Phyllis Bennis writes: The “Arab spring” may have started in early 2011 when a young Tunisian fruit seller, in a desperate response to disempowerment and despair, immolated himself in the streets of a small town. But its origins link directly to the first Palestinian intifada, the non-violent, society-wide mobilization that transformed Palestine’s national struggle beginning in the late 1980s. Palestinian activists chose “uprising” as the logical English equivalent, but Arabic speakers were clear that intifada didn’t really mean that. It meant something closer to “shake up” or “shaking out”–exactly what Occupy Wall Street has done to the US body politic, and what the Arab spring has set loose in a region long trapped in the morass of US-backed military dictatorships, absolute monarchies, and repressive nationalists.
So when US analysts or European journalists or World Bank bureaucrats ruminate about “when will there be a Palestinian spring?”, it’s generally because they have no historical context, no idea that Palestine’s first intifada spring in many ways set the stage for this Arab spring more than two decades later.

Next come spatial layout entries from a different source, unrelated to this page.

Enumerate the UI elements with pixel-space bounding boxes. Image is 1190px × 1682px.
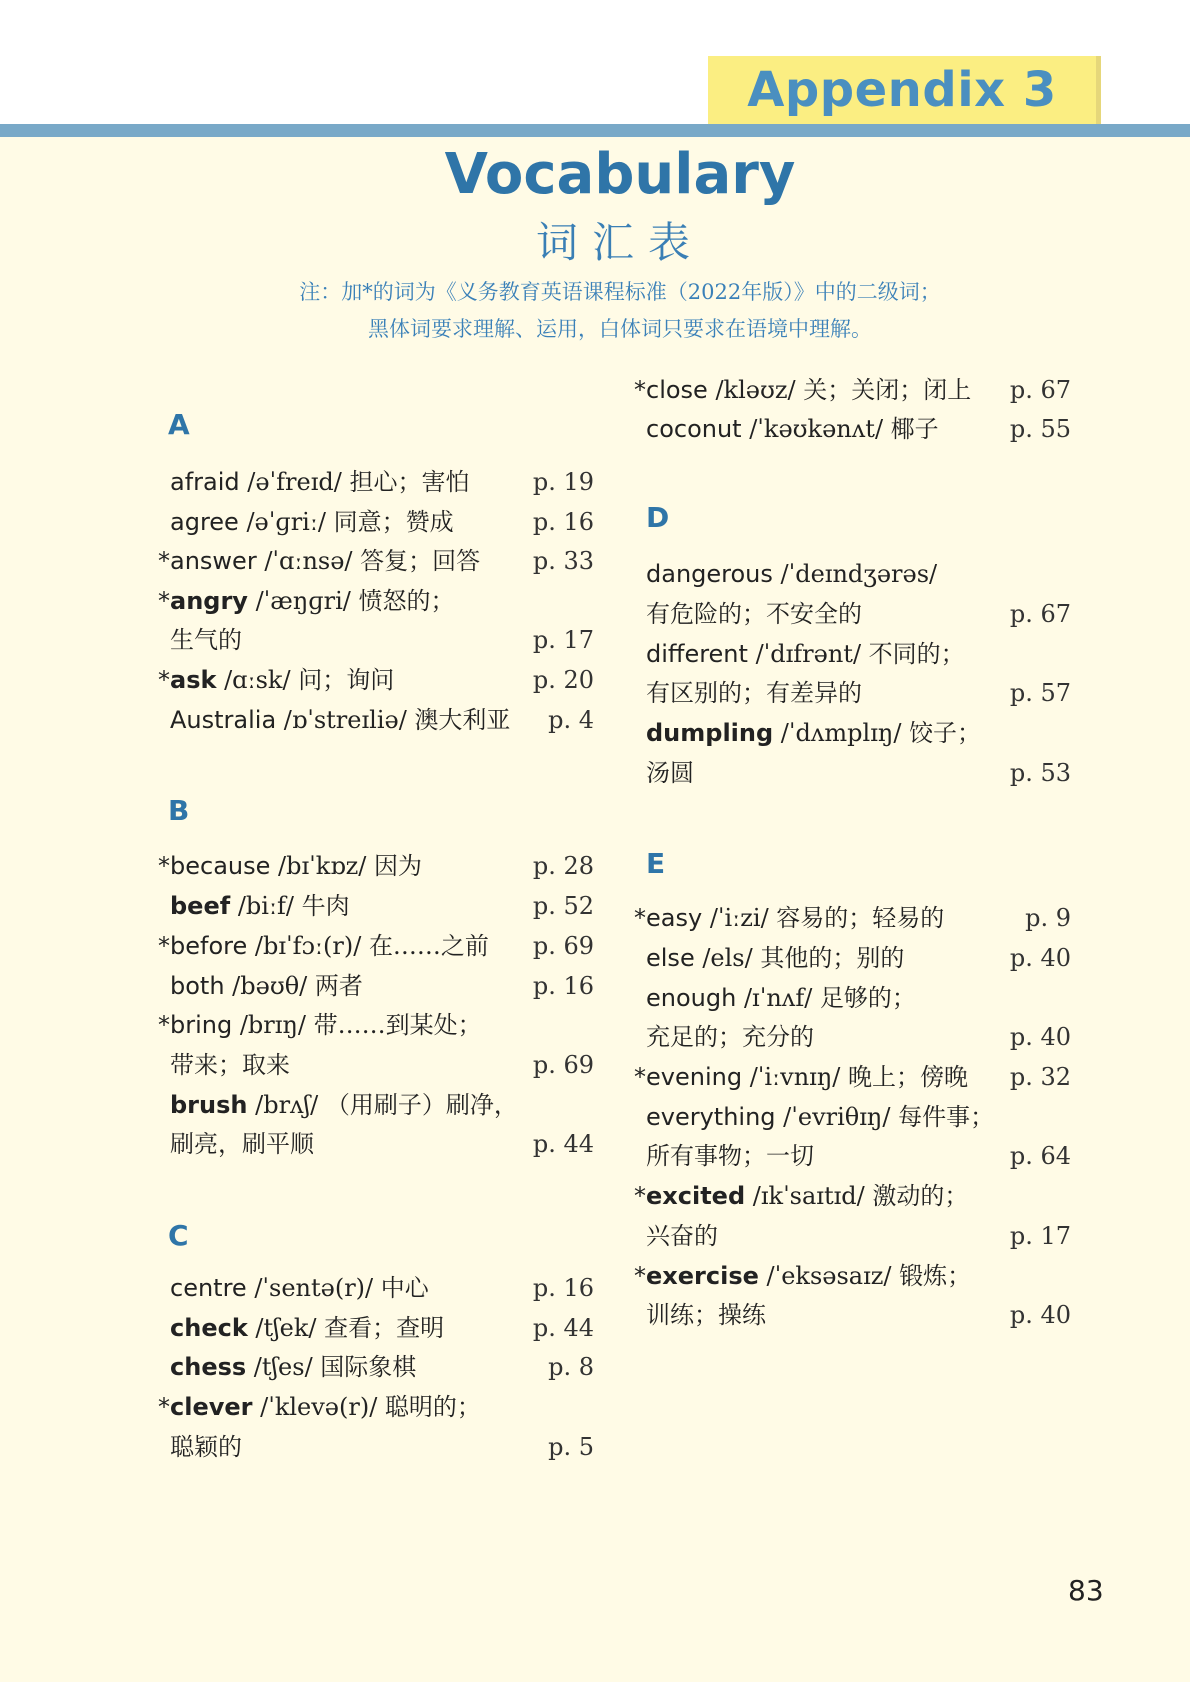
section-letter-d: D	[646, 501, 670, 534]
vocab-entry-excited-cont: 兴奋的 p. 17	[646, 1222, 1071, 1250]
section-letter-a: A	[168, 408, 190, 441]
vocab-entry-coconut: coconut /ˈkəʊkənʌt/ 椰子 p. 55	[646, 415, 1071, 443]
page-number: 83	[1068, 1574, 1104, 1607]
appendix-tab	[708, 56, 1096, 124]
vocab-entry-both: both /bəʊθ/ 两者 p. 16	[170, 972, 594, 1000]
vocab-entry-angry: *angry /ˈæŋɡri/ 愤怒的；	[158, 587, 455, 615]
vocab-entry-check: check /tʃek/ 查看；查明 p. 44	[170, 1314, 594, 1342]
vocab-entry-enough: enough /ɪˈnʌf/ 足够的；	[646, 984, 916, 1012]
vocab-entry-else: else /els/ 其他的；别的 p. 40	[646, 944, 1071, 972]
vocab-entry-chess: chess /tʃes/ 国际象棋 p. 8	[170, 1353, 594, 1381]
vocab-entry-afraid: afraid /əˈfreɪd/ 担心；害怕 p. 19	[170, 468, 594, 496]
vocab-entry-before: *before /bɪˈfɔː(r)/ 在……之前 p. 69	[158, 932, 594, 960]
vocab-entry-angry-cont: 生气的 p. 17	[170, 626, 594, 654]
page-title: Vocabulary	[444, 142, 796, 207]
vocab-entry-australia: Australia /ɒˈstreɪliə/ 澳大利亚 p. 4	[170, 706, 594, 734]
vocab-entry-dangerous: dangerous /ˈdeɪndʒərəs/	[646, 560, 938, 588]
vocab-entry-everything: everything /ˈevriθɪŋ/ 每件事；	[646, 1103, 995, 1131]
vocab-entry-because: *because /bɪˈkɒz/ 因为 p. 28	[158, 852, 594, 880]
section-letter-c: C	[168, 1219, 189, 1252]
vocab-entry-brush-cont: 刷亮，刷平顺 p. 44	[170, 1130, 594, 1158]
note-line-2: 黑体词要求理解、运用，白体词只要求在语境中理解。	[368, 317, 872, 341]
vocab-entry-excited: *excited /ɪkˈsaɪtɪd/ 激动的；	[634, 1182, 969, 1210]
appendix-label: Appendix 3	[747, 62, 1057, 118]
section-letter-b: B	[168, 794, 190, 827]
section-letter-e: E	[646, 847, 666, 880]
vocab-entry-evening: *evening /ˈiːvnɪŋ/ 晚上；傍晚 p. 32	[634, 1063, 1071, 1091]
vocab-entry-close: *close /kləʊz/ 关；关闭；闭上 p. 67	[634, 376, 1071, 404]
vocab-entry-brush: brush /brʌʃ/ （用刷子）刷净，	[170, 1091, 518, 1119]
vocab-entry-dumpling-cont: 汤圆 p. 53	[646, 759, 1071, 787]
vocab-entry-bring-cont: 带来；取来 p. 69	[170, 1051, 594, 1079]
vocab-entry-exercise-cont: 训练；操练 p. 40	[646, 1301, 1071, 1329]
vocab-entry-agree: agree /əˈɡriː/ 同意；赞成 p. 16	[170, 508, 594, 536]
vocab-entry-enough-cont: 充足的；充分的 p. 40	[646, 1023, 1071, 1051]
header-rule	[0, 124, 1190, 137]
vocab-entry-different-cont: 有区别的；有差异的 p. 57	[646, 679, 1071, 707]
vocab-entry-beef: beef /biːf/ 牛肉 p. 52	[170, 892, 594, 920]
vocab-entry-clever: *clever /ˈklevə(r)/ 聪明的；	[158, 1393, 481, 1421]
note-line-1: 注：加*的词为《义务教育英语课程标准（2022年版）》中的二级词；	[299, 280, 941, 304]
vocab-entry-easy: *easy /ˈiːzi/ 容易的；轻易的 p. 9	[634, 904, 1071, 932]
vocab-entry-exercise: *exercise /ˈeksəsaɪz/ 锻炼；	[634, 1262, 972, 1290]
vocab-entry-everything-cont: 所有事物；一切 p. 64	[646, 1142, 1071, 1170]
vocab-entry-answer: *answer /ˈɑːnsə/ 答复；回答 p. 33	[158, 547, 594, 575]
vocab-entry-dangerous-cont: 有危险的；不安全的 p. 67	[646, 600, 1071, 628]
vocab-entry-different: different /ˈdɪfrənt/ 不同的；	[646, 640, 965, 668]
vocab-entry-dumpling: dumpling /ˈdʌmplɪŋ/ 饺子；	[646, 719, 982, 747]
page-subtitle: 词汇表	[535, 218, 704, 267]
vocab-entry-ask: *ask /ɑːsk/ 问；询问 p. 20	[158, 666, 594, 694]
vocab-entry-bring: *bring /brɪŋ/ 带……到某处；	[158, 1011, 482, 1039]
vocab-entry-clever-cont: 聪颖的 p. 5	[170, 1433, 594, 1461]
vocab-entry-centre: centre /ˈsentə(r)/ 中心 p. 16	[170, 1274, 594, 1302]
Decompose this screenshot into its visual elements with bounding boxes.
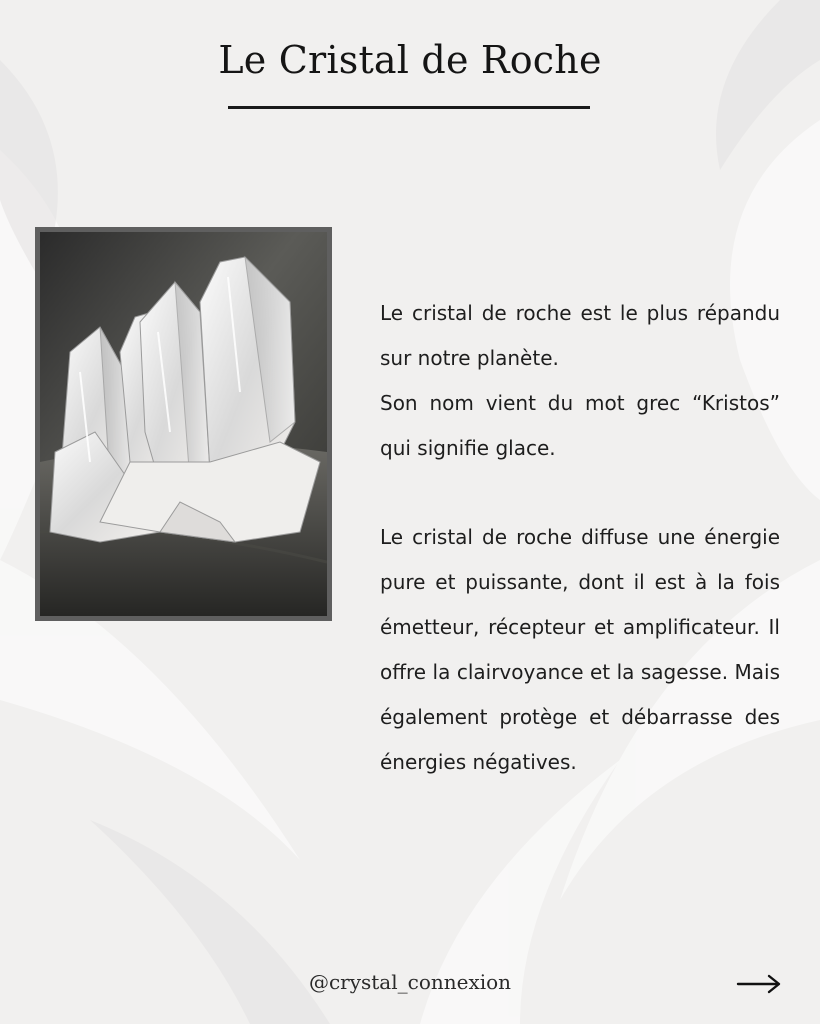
etymology-paragraph: Son nom vient du mot grec “Kristos” qui signifie glace. (380, 391, 780, 460)
title-underline (228, 106, 590, 109)
crystal-photo (35, 227, 332, 621)
description-text (380, 291, 780, 785)
page-title: Le Cristal de Roche (218, 38, 602, 82)
arrow-right-icon[interactable] (736, 970, 782, 998)
paragraph-spacer (380, 471, 780, 515)
instagram-handle: @crystal_connexion (308, 970, 512, 994)
properties-paragraph: Le cristal de roche diffuse une énergie pure et puissante, dont il est à la fois émetteur, récepteur et amplificateur. Il offre la clairvoyance et la sagesse. Mais également protège et débarrasse des énergies négatives. (380, 525, 780, 774)
intro-paragraph: Le cristal de roche est le plus répandu sur notre planète. (380, 301, 780, 370)
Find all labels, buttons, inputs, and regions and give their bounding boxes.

For Palestine and Palestinians, the shaking up of the region has provided one of the most comprehensive–and positive–changes in a generation: the end (or at least the beginning of the end) of the era of US-dependent Arab regimes whose commitments to Palestinian liberation were limited to a few dollars and the rhetoric useful for distracting their own populations from state repression, lack of rights and inadequacies of their own lives.
Civil society has risen to become the most important component of the Palestinian national movement–and not only because of the 20 years of failure of the US-controlled “peace process”. It’s also because the most creative and strategic ideas for achieving Palestinian human rights have come from civil society, not from the leadership recognized (or not) by the world’s governments. Beginning with the 2005 call for a global mobilization for BDS (boycott, divestment and sanctions), Palestine’s civil society organizations have been at the centerpiece of the growing international movement to bring non-violent economic pressure to bear on Israel until it ends its violations of international law: ending the occupation of the 1967 territories, ending the legal discrimination against Palestinian citizens of Israel, and recognizing the right of return of Palestinian refugees.